DO PATIENTS KNOW ALL THIS?

Complementing the current paper, recently Doshi et al. studied informed consent forms from non-inferiority studies of antibiotics leading to EMA approval.9 They found that frequently neither experts in methodology nor patient advocates could identify the purpose of the study from the forms. Just 1/50 studies conveyed the purpose in the eyes of methodologists, and just 7 of 50 in the eyes of patients. These results raise the question of whether consent is truly informed and, if not, whether the trial is even ethical.

WHAT SHOULD A CLINICIAN TAKE AWAY?

For the practicing doctor the paper by Aberegg and colleagues provides an important lesson.
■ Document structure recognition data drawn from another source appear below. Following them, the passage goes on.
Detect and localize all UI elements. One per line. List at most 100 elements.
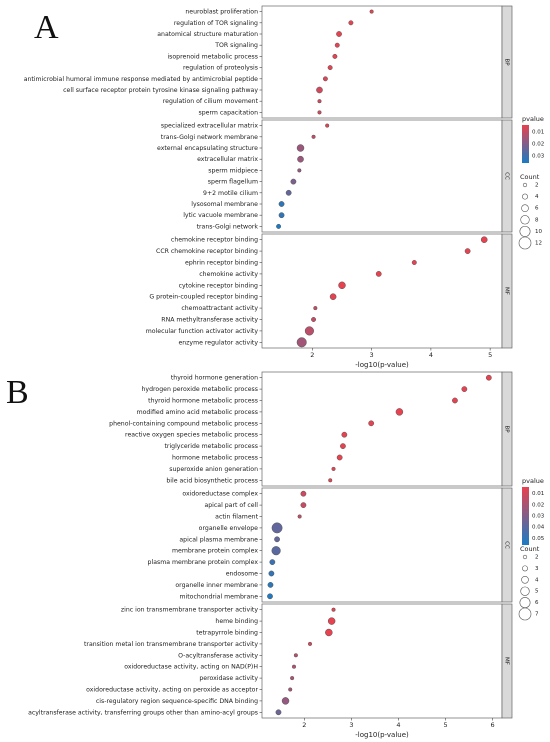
- data-point: [348, 20, 354, 26]
- legend-pvalue-tick: 0.02: [532, 142, 544, 148]
- data-point: [452, 397, 458, 404]
- y-tick-label: G protein-coupled receptor binding: [149, 294, 258, 301]
- data-point: [375, 271, 382, 277]
- y-tick-label: membrane protein complex: [172, 548, 258, 555]
- legend-count-circle: [520, 215, 530, 225]
- y-tick-label: apical plasma membrane: [179, 536, 258, 543]
- y-tick-label: regulation of cilium movement: [163, 98, 259, 105]
- legend-pvalue-title: pvalue: [522, 477, 544, 485]
- x-tick-label: 4: [429, 351, 433, 359]
- legend-count-label: 10: [535, 229, 542, 235]
- y-tick-label: transition metal ion transmembrane trans…: [84, 641, 258, 648]
- x-tick-label: 2: [310, 351, 314, 359]
- data-point: [334, 42, 340, 48]
- data-point: [296, 337, 307, 348]
- data-point: [269, 559, 276, 565]
- y-tick-label: thyroid hormone metabolic process: [148, 398, 258, 405]
- facet-panel-frame: [261, 487, 503, 603]
- legend-count-circle: [520, 586, 530, 596]
- legend-count-circle: [522, 182, 528, 188]
- y-tick-label: endosome: [226, 571, 258, 578]
- data-point: [461, 386, 468, 392]
- facet-cc: CC specialized extracellular matrix trans-…: [157, 119, 513, 233]
- legend-count-circle: [522, 193, 528, 200]
- data-point: [340, 443, 346, 449]
- legend-count-label: 4: [535, 577, 539, 583]
- x-tick-label: 5: [488, 351, 492, 359]
- y-tick-label: external encapsulating structure: [157, 145, 258, 152]
- y-tick-label: acyltransferase activity, transferring g…: [28, 709, 258, 716]
- y-tick-label: regulation of TOR signaling: [174, 20, 258, 27]
- y-tick-label: enzyme regulator activity: [178, 339, 258, 346]
- data-point: [317, 110, 322, 115]
- facet-cc: CC oxidoreductase complex apical part of c…: [148, 487, 513, 603]
- legend-pvalue: pvalue 0.01 0.02 0.03 0.04 0.05: [522, 477, 545, 545]
- x-tick-label: 6: [491, 721, 495, 729]
- legend-count-circle: [519, 225, 531, 237]
- y-tick-label: molecular function activator activity: [146, 328, 259, 335]
- legend-count-circle: [522, 565, 528, 572]
- y-tick-label: sperm flagellum: [208, 179, 258, 186]
- data-point: [290, 676, 295, 681]
- x-tick-label: 4: [396, 721, 400, 729]
- y-tick-label: O-acyltransferase activity: [178, 652, 258, 659]
- data-point: [368, 420, 375, 427]
- x-tick-label: 3: [370, 351, 374, 359]
- y-tick-label: CCR chemokine receptor binding: [156, 248, 258, 255]
- data-point: [278, 201, 285, 207]
- data-point: [328, 478, 333, 483]
- y-tick-label: hydrogen peroxide metabolic process: [142, 386, 259, 393]
- legend-pvalue-title: pvalue: [522, 115, 544, 123]
- data-point: [338, 281, 346, 290]
- data-point: [275, 709, 282, 716]
- data-point: [322, 76, 328, 82]
- data-point: [296, 144, 305, 152]
- y-tick-label: organelle inner membrane: [175, 582, 258, 589]
- legend-pvalue: pvalue 0.01 0.02 0.03: [522, 115, 545, 163]
- legend-count-label: 6: [535, 206, 539, 212]
- facet-strip: [501, 371, 513, 487]
- legend-colorbar: [522, 125, 529, 163]
- data-point: [327, 65, 333, 71]
- y-tick-label: cis-regulatory region sequence-specific …: [96, 698, 258, 705]
- y-tick-label: antimicrobial humoral immune response me…: [24, 76, 258, 83]
- facet-strip: [501, 487, 513, 603]
- data-point: [313, 306, 318, 311]
- legend-count-label: 6: [535, 600, 539, 606]
- y-tick-label: anatomical structure maturation: [157, 31, 258, 38]
- facet-strip: [501, 119, 513, 233]
- data-point: [464, 248, 471, 254]
- data-point: [307, 641, 313, 646]
- data-point: [290, 178, 297, 185]
- data-point: [297, 514, 302, 519]
- legend-count-circle: [521, 204, 529, 212]
- data-point: [311, 317, 317, 322]
- legend-pvalue-tick: 0.05: [532, 536, 545, 542]
- y-tick-label: extracellular matrix: [197, 156, 258, 163]
- y-tick-label: tetrapyrrole binding: [196, 630, 258, 637]
- data-point: [331, 607, 336, 612]
- data-point: [281, 697, 290, 705]
- facet-panel-frame: [261, 5, 503, 119]
- legend-count-circle: [521, 576, 529, 584]
- legend-pvalue-tick: 0.02: [532, 502, 544, 508]
- y-tick-label: cell surface receptor protein tyrosine k…: [63, 87, 258, 94]
- legend-count-label: 8: [535, 217, 539, 223]
- panel-label: A: [34, 9, 59, 46]
- legend-count-circle: [518, 236, 532, 250]
- data-point: [268, 570, 275, 577]
- y-tick-label: bile acid biosynthetic process: [166, 477, 258, 484]
- data-point: [311, 134, 316, 139]
- facet-strip: [501, 233, 513, 349]
- y-tick-label: oxidoreductase complex: [182, 491, 258, 498]
- data-point: [331, 466, 336, 471]
- legend-count-label: 7: [535, 612, 539, 618]
- legend-count-circle: [519, 597, 531, 609]
- data-point: [278, 212, 285, 219]
- data-point: [288, 687, 293, 692]
- facet-mf: MF chemokine receptor binding CCR chemokin…: [146, 233, 513, 349]
- data-point: [336, 454, 343, 461]
- y-tick-label: TOR signaling: [214, 42, 258, 49]
- y-tick-label: specialized extracellular matrix: [161, 123, 258, 130]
Non-inferiority trials are often positive because the margins are chosen for no clearly given reason and because there is an asymmetry in how the trials are interpreted. It is likely many of these trials seek to capture market share rather than answer a meaningful clinical question.

For this reason, we cannot accept the conclusions of non-inferiority trials to guide our practice without close examination. When you read a non-inferiority study, ask yourself: is the new therapy cheaper, more convenient, less invasive, or less toxic than the older one? If the answer is no, read no further. Next, ask yourself how much treatment effect am I willing to lose to have this option? 5%, 10%? Then look at the margin tested. Finally, ask yourself if the intervention was actually inferior. Abbegg and colleagues should be congratulated for performing a rigorous empirical evaluation that forces us all to think more about non-inferiority trials.